Quitó la chaqueta de su espalda antes de tirar de ella a sus pies.
—Ahora, Evie, ¿qué crees que voy a hacer? —La empujó a la cama y buscó en el bolsillo de la chaqueta la bola de hilo que había comprado en el camino a recogerla la noche anterior. Con Adelman no había planificado.
No pretendía estar tan poco preparado cuando finalmente tuviera a Mary Grace en sus manos.
Y una buena preparación siempre valía la pena.
Miró su reloj. No tenía mucho tiempo para esto. Lo mejor era simplemente acabar de una vez y terminar el trabajo.
Él sonrió a Evie, que lo miraba con ojos vidriosos de terror. No podía esperar a ver la misma mirada en los azules ojos de Mary Grace.
—¿Evie, tus padres no te enseñaron a no entrar en los coches con hombres extraños?
Chicago
Domingo, 18 de marzo
10:00 a.m.
—¿Qué demonios está pasando aquí? —dijo Dana mientras acortaba los pasos hacia el porche de Max—. ¿Por qué estás sentada aquí en el frío? ¿Y qué pasó?

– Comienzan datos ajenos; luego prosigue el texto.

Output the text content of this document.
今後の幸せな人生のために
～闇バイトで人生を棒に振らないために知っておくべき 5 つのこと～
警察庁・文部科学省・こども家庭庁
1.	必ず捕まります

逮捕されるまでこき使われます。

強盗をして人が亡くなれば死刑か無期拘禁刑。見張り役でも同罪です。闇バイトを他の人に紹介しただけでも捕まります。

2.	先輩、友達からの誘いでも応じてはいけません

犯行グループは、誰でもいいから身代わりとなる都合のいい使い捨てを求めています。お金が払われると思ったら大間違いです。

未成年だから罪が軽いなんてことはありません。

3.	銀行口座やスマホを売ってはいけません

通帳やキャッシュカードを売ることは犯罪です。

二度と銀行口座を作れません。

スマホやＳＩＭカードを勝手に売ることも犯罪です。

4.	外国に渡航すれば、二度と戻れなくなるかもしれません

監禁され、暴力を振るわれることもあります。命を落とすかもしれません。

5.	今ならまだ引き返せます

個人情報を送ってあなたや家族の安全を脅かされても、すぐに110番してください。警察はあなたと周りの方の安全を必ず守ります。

Caroline mantuvo sus ojos en el gran roble en el patio de Max, recordando la primera vez que lo había visto, las fantasías estúpidas con la pequeña de pelo negro, y los niños, pidiendo a gritos ser empujados en el columpio.
—Sólo llévame a casa.
—No voy a hacer nada por el estilo. Hablé con este hombre ayer, Caroline. Él se preocupa por ti.
Caroline se detuvo.
—¡Él piensa que soy mentirosa y poco profunda...! —Bajó la escalinata y tiró de la puerta de la vieja chatarra de Dana. Por supuesto, siendo una prudente nativa de Chicago, Dana había trabado las puertas. Caroline tiró de nuevo de la puerta y miró a Dana, que obstinadamente seguía en la parte delantera porche de Max.
Max abrió la puerta y la miró, sus ojos angustiados. Así es cómo deben estar, pensó Caroline.
—Ella no quiere entrar —le dijo a Dana. Finalmente dejó de mirarla para buscar a Dana en busca de ayuda.
Dana suspiró.
—¿Caroline, terca? Dime que no es así. Ven a la casa, Caro. Tenemos que poner lo sucedido sobre la mesa.
Caroline se echó a reír con amargura.
—Por así decirlo. Puedes ponerlo en cualquier lugar que desees, Dana. Sólo tienes que dejarme fuera de ello.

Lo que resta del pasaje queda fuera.